Mukoviszidose: Forschungsansätze

Lebensqualität und Prognose der Mukoviszidose-Patienten verbesserten sich in den vergangenen Jahrzehnten. Trotzdem gibt es für die Forschung noch sehr viel zu tun. So gilt es zum Beispiel neue „Angriffspunkte“ für Medikamente zu identifizieren. Da die Therapie möglichst frühzeitig beginnen sollte, bevor Schädigungen vorliegen, ist es auch wichtig, die diagnostischen Möglichkeiten zu verbessern.
Das interdisziplinäre Forschungsprogramm des Deutschen Zentrums für Lungenforschung (DZL) hat zum Ziel, die Entstehungsmechanismen von cystischer Fibrose besser zu verstehen. Damit wollen die Wissenschaftler neue therapeutische Angriffspunkte finden, mit denen sich Diagnostik und Monitoring des Erkrankungsverlaufs sowie Therapie der Erkrankung und  Prävention von Lungenschäden verbessern lassen.

Aufbau einer CF-Kohorte mit Neugeborenen

Teil des DZL-Forschungsprogramms ist auch, die Funktion des CFTR-Kanals (CFTR = Cystis Fibrosis Transmembrane Regulator) noch besser zu verstehen. Eine umfassende Bewertung des Magnetresonanztomogramms (MRI) der Lunge- für die Untersuchung der Lungenfunktion bei Kleinkindern mit Cystischer Fibrose soll das Lungen-MRI für Mukoviszidose kliniktauglich machen.
Auch die mikrobielle Besiedlung der Atemwege ist Gegenstand der Forschung. Die Lunge der CF Patienten ist mit Dutzenden von Viren und Pilzen und Hunderten von Bakterien kolonisiert. Jeder Patient besitzt ein individuelles Mikrobiom. Das Spektrum reicht von einem mikrobiellen Milieu wie bei lungengesunden Menschen bis zu einer Monokultur von Pseudomonaden bei Patienten im fortgeschrittenen Krankheitsstadium.

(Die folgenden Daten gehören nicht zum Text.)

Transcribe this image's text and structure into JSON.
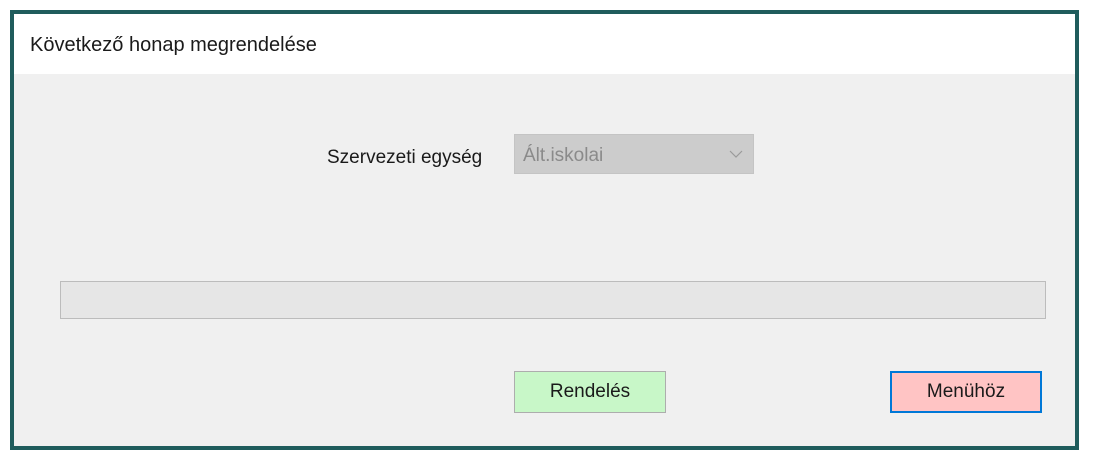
{
  "window": {
    "title": "Következő honap megrendelése"
  },
  "form": {
    "unit_label": "Szervezeti egység",
    "unit_value": "Ált.iskolai",
    "unit_icon": "chevron-down-icon"
  },
  "progress": {
    "value": 0
  },
  "buttons": {
    "order_label": "Rendelés",
    "menu_label": "Menühöz"
  },
  "colors": {
    "window_border": "#1f5c5c",
    "order_button": "#c8f7c8",
    "menu_button": "#ffc4c4",
    "focus_border": "#0078d7"
  }
}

Forschung für frühere Diagnose

Auch in Hinblick auf eine frühzeitige Diagnose soll die Forschung intensiviert werden. CF-Kinder werden mit einer gesunden Lunge geboren. Entzündungen und Lungenschäden bilden sich frühzeitig, ohne dass klinische Symptome beobachtbar wären. Man nimmt daher an, dass es ein Zeitfenster gibt, währenddessen therapeutische Maßnahmen den Ausbruch der Erkrankung zu verhindern oder zumindest hinausschieben könnten. Hierfür ist es nötig, zunächst eine CF-Studiengruppe bzw. Kohorte aufzubauen, die all jene Patienten umfasst, bei denen im Rahmen eines Neugeborenen-Screenings frühzeitig Mukoviszidose diagnostiziert wird. Bei diesen Patienten erfolgt dann eine Langzeitbeobachtung des Erkrankungsverlaufs. Außerdem können klinische Studien zum Test neuer vorbeugender oder früher therapeutischer Ansätze erfolgen.

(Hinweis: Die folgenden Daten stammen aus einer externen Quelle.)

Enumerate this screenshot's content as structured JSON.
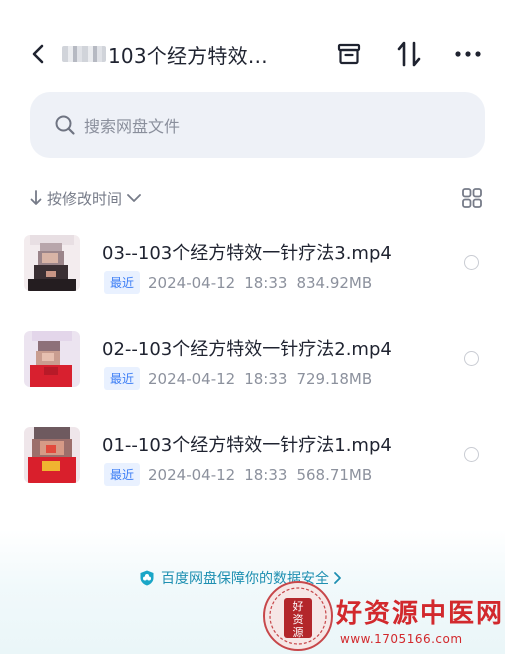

Die meisten Patienten mit Mukoviszidose entwickeln im ersten Lebensjahr Krankheitssymptome. Eine Minderheit wird aber aufgrund atypischer Ausprägung der CFTR Störungen erst im Jugendlichen- oder Erwachsenenalter diagnostiziert. Die DZL-Teams haben eine Diagnose-Plattform entwickelt, um Funktionsstörungen im CFTR zu erkennen und somit auch für diese Patienten mit atypischer Symptomatik die Therapie möglichst früh beginnen zu können, ohne dass schon schwere Lungenschäden aufgetreten sind.

GUT ZU WISSEN:

Forscher der Medizinischen Hochschule Hannover arbeiten an einer Stammzellen-Therapie bei Mukoviszidose. Ziel ist es, gesunde Lungenzellen herzustellen, um sie in die geschädigte Lunge der Patienten einzuschleusen.

Neue Hoffnungen im Tiermodell

Diese neuen Therapieansätze werden vorab in präklinischen Studien am speziellen Mukoviszidose-Mausmodell untersucht. Ein Beispiel hierfür ist die Behandlung mit Molekülen, die den Teufelskreis aus Infektion, Entzündung und Gewebeumbau in der Mukoviszidoselunge durchbrechen. Die Forscher aus Gießen und Heidelberg werden in den kommenden Jahren mehrere Ansätze verfolgen, um die überschießende Entzündungsreaktion in den Atemwegen lahmzulegen.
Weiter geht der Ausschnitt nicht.